Department of Statistics, The Ohio State University
Statistics and Biostatistics Colloquium Series

Statistical Inference for Ion Channel Data

Robin K. Milne
Dept. of Mathematics & Statistics
University of Western Australia

3:30PM - Tuesday, October 22nd, 2002
Room 170, Eighteenth Avenue Bldg. (EA 170)

ABSTRACT

Embedded in cell membranes are specialised proteins, called ion channels, which regulate many aspects of cell function. Data on channel current is routinely collected by the patch clamp technique. Suitable stochastic models, commonly finite state Markov chains with superimposed noise, are used to describe the channel behaviour, and hence the current, over time. Inference based on such models is important in assessing the usually extensive data, and a variety of approaches have been considered. These include: methods based on sojourn times derived by idealization from the original data; maximization of the likelihood directly, by Markov chain Monte Carlo, or by use of hidden Markov models. Many challenging problems arise, e.g. from low-pass filtering during data collection, missed brief events, aggregation, identifiability, and from attempts to fit such complex models to large quantities of data.

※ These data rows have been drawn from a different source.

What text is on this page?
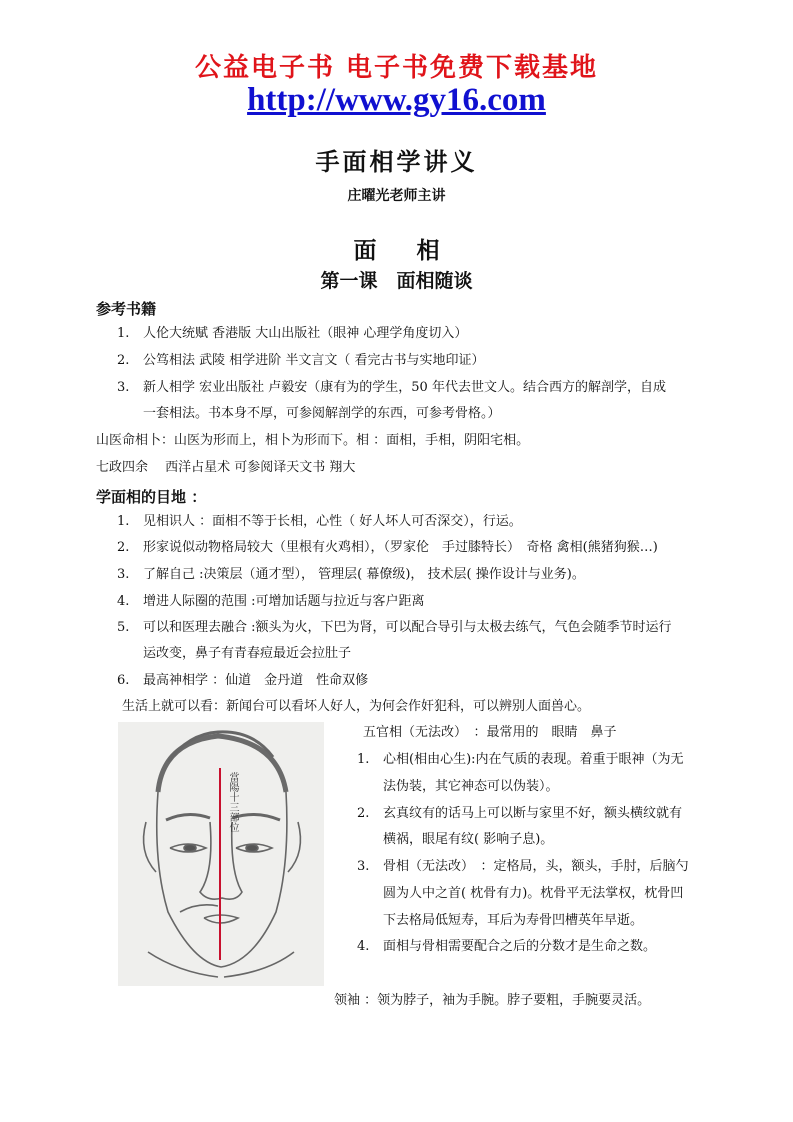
公益电子书 电子书免费下载基地
http://www.gy16.com
手面相学讲义
庄曜光老师主讲
面 相
第一课　面相随谈
参考书籍
1. 人伦大统赋 香港版 大山出版社（眼神 心理学角度切入）
2. 公笃相法 武陵 相学进阶 半文言文（ 看完古书与实地印证）
3. 新人相学 宏业出版社 卢毅安（康有为的学生，50 年代去世文人。结合西方的解剖学，自成
一套相法。书本身不厚，可参阅解剖学的东西，可参考骨格。）
山医命相卜：山医为形而上，相卜为形而下。相 ：面相，手相，阴阳宅相。
七政四余　 西洋占星术 可参阅译天文书 翔大
学面相的目地 ：
1. 见相识人 ：面相不等于长相，心性（ 好人坏人可否深交），行运。
2. 形家说似动物格局较大（里根有火鸡相），（罗家伦　手过膝特长）　奇格 禽相(熊猪狗猴…)
3. 了解自己 :决策层（通才型）， 管理层( 幕僚级)， 技术层( 操作设计与业务)。
4. 增进人际圈的范围 :可增加话题与拉近与客户距离
5. 可以和医理去融合 :额头为火，下巴为肾，可以配合导引与太极去练气，气色会随季节时运行
运改变，鼻子有青春痘最近会拉肚子
6. 最高神相学 ：仙道　金丹道　性命双修
生活上就可以看：新闻台可以看坏人好人，为何会作奸犯科，可以辨别人面兽心。
當陽十三部位
五官相（无法改）　：最常用的　眼睛　鼻子
1. 心相(相由心生):内在气质的表现。着重于眼神（为无
法伪装，其它神态可以伪装）。
2. 玄真纹有的话马上可以断与家里不好，额头横纹就有
横祸，眼尾有纹( 影响子息)。
3. 骨相（无法改）　：定格局，头，额头，手肘，后脑勺
圆为人中之首( 枕骨有力)。枕骨平无法掌权，枕骨凹
下去格局低短寿，耳后为寿骨凹槽英年早逝。
4. 面相与骨相需要配合之后的分数才是生命之数。
领袖 ：领为脖子，袖为手腕。脖子要粗，手腕要灵活。
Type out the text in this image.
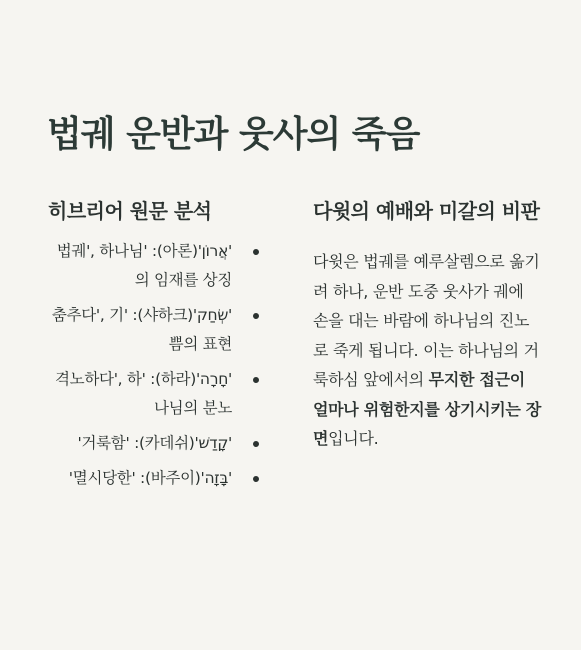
법궤 운반과 웃사의 죽음
히브리어 원문 분석
'אֲרוֹן'(아론): '법궤', 하나님의 임재를 상징
'שְׂחַק'(샤하크): '춤추다', 기쁨의 표현
'חָרָה'(하라): '격노하다', 하나님의 분노
'קָדַשׁ'(카데쉬): '거룩함'
'בָּזָה'(바주이): '멸시당한'
다윗의 예배와 미갈의 비판

다윗은 법궤를 예루살렘으로 옮기려 하나, 운반 도중 웃사가 궤에 손을 대는 바람에 하나님의 진노로 죽게 됩니다. 이는 하나님의 거룩하심 앞에서의 무지한 접근이 얼마나 위험한지를 상기시키는 장면입니다.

This talk reports on joint work with Nazim Khan, Barry Madsen and Boris Martinac (all of UWA), Geoff Yeo (Murdoch) and Rob.Edeson (Sir Charles Gairdner Hospital). We studied high quality mulitlevel data from the large conductance mechanosensitive channel (MscL) in E. coli with the initial aim of determining the number of conductance levels of the channel, together with the mean current, mean dwell time and equilibrium probability of occupancy for each level. Statistical analysis was based on hidden Markov models (HMMs) incorporating state-dependent white noise and moving average adjustment for filtering, with maximum likelihood parameter estimates obtained using a EM (expectation-maximisation) based iteration. Implementation of the above approach for such multiconductance data required care in order to avoid misleading results. The brevity of intermediate level sojourns indicated high bandwidth data was required to deal adequately with the data, a view supported also by simulation studies.